Non ci lasciammo con un appuntamento, forse era sottinteso per entrambi che ci saremmo visti più tardi, dopo che si fosse sistemata in camera. Se non fosse venuta mi sarei rattristato, ma ero determinato a non infilare scorciatoie insidiose, come ad esempio andare a cercarla al Bed and Breakfast. Ero fermamente intenzionato a utilizzare tutto il bagaglio di discernimento di un pensionato sessantacinquenne. (Ma non ne ero convinto al cento per cento. Certi stereotipi riguardanti gli ‘anziani’, o i ‘pensionati’ di qualsiasi età, sono il più delle volte beffardamente confutati dalla realtà).
Cecilia si presentò verso le diciannove. Era vestita casual, jeans e camicetta color canarino. Un leggero cardigan blu scuro sulla spalla, una borsetta a tracolla, pronta per il primo giro. Questa volta apparve dal cancello dischiuso di via degli Enotri.
“Sono pronta per la prima escursione. Che ne dici di farmi vedere il capoluogo? Lo immagino come un presepe illuminato, a quest’ora”.
“Se mi dai cinque minuti per prepararmi…”
L’arrampicata verso i trecento metri di altitudine del capoluogo non è un tragitto lungo: solo cinque chilometri. A ogni curva a destra Cecilia lanciava uno sguardo ammirato al panorama della conca scintillante: le luci del lungomare, e più giù il promontorio della Scogliera, dietro la quale, ancora più a sud, le luci lontane di Marina di Pisciotta.
“Magnifico!”
Il paese aveva subito la stessa sorte di Capaccio, il comune capoluogo dell’antica Poseidon-Paestum. A causa dell’impaludamento della piana e l’insorgere della malaria, gli abitanti di Paestum, come quelli di Elea-Velia, pensarono bene di trasferirsi in montagna e sfuggire al flagello. Così nel basso medioevo, i paesi di Capaccio e Ascea (e molti altri lungo la costa cilentana) si ingrandirono fino a diventare centri di buona consistenza abitativa, probabilmente più affollati di oggi.

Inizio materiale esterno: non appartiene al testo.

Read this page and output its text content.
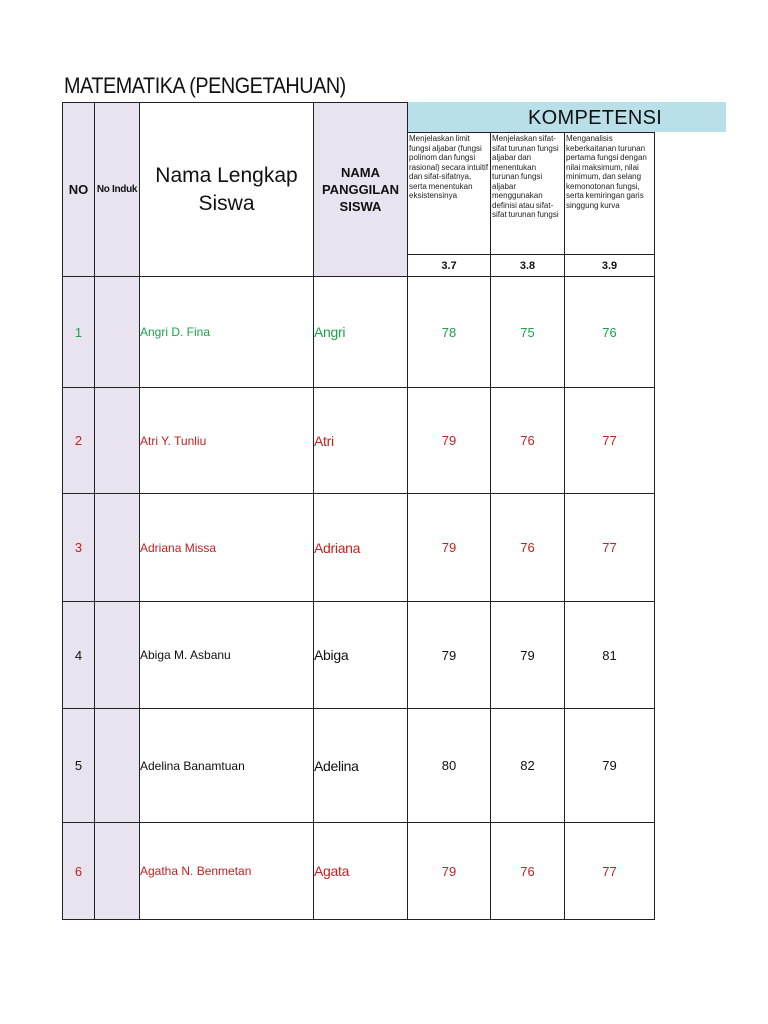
MATEMATIKA (PENGETAHUAN)
KOMPETENSI
NO	No Induk	Nama Lengkap Siswa	NAMA PANGGILAN SISWA			
				Menjelaskan limit fungsi aljabar (fungsi polinom dan fungsi rasional) secara intuitif dan sifat-sifatnya, serta menentukan eksistensinya	Menjelaskan sifat-sifat turunan fungsi aljabar dan menentukan turunan fungsi aljabar menggunakan definisi atau sifat-sifat turunan fungsi	Menganalisis keberkaitanan turunan pertama fungsi dengan nilai maksimum, nilai minimum, dan selang kemonotonan fungsi, serta kemiringan garis singgung kurva
				3.7	3.8	3.9
1		Angri D. Fina	Angri	78	75	76
2		Atri Y. Tunliu	Atri	79	76	77
3		Adriana Missa	Adriana	79	76	77
4		Abiga M. Asbanu	Abiga	79	79	81
5		Adelina Banamtuan	Adelina	80	82	79
6		Agatha N. Benmetan	Agata	79	76	77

Come è nata l’idea di questo libro?
Da una combinazione di diverse esigenze che da qualche anno sono diventate più pressanti. La più (apparentemente) triviale delle quali è la storia dei pensionati italiani che decidono di evadere legalmente le tasse trasferendosi all’estero. Vi è poi lo ‘scabroso’ ma sempre attuale aspetto dell’amore/sesso degli ultra sessantenni, visto sotto ogni angolazione possibile. Ultima, non per importanza, la secolare questione nord-sud Italia, immaginata in versione controcorrente.
Quanto è stato difficile portarlo a termine?
Non avevo fretta, la storia si è sviluppata quasi autonomamente, secondo ritmi a me congeniali. Il Post Scriptum finale della figlia del protagonista, invece, è stata una folgorazione tipica dell’età (dell’autore).
Quali sono i tuoi autori di riferimento?
Nessuno in particolare. Negli ultimi anni mi sono tuffato nella narrativa anglo-americana (in originale, ovviamente), quasi sempre da un punto di vista femminile (l’ultima, Doris Lessing, ‘Love, again’).
Dove vivi e dove hai vissuto in passato?
Attualmente sulle colline salernitane affacciate sul golfo. In passato, a Milano, Salerno, Inghilterra, sul Garda, altrove.
Dal punto di vista letterario quali sono i tuoi progetti per il futuro?
Vorrei continuare a scrutare il presente e il futuro partendo dal passato. Lo stile, credo, non subirà variazioni degne di nota. Ma non si sa mai.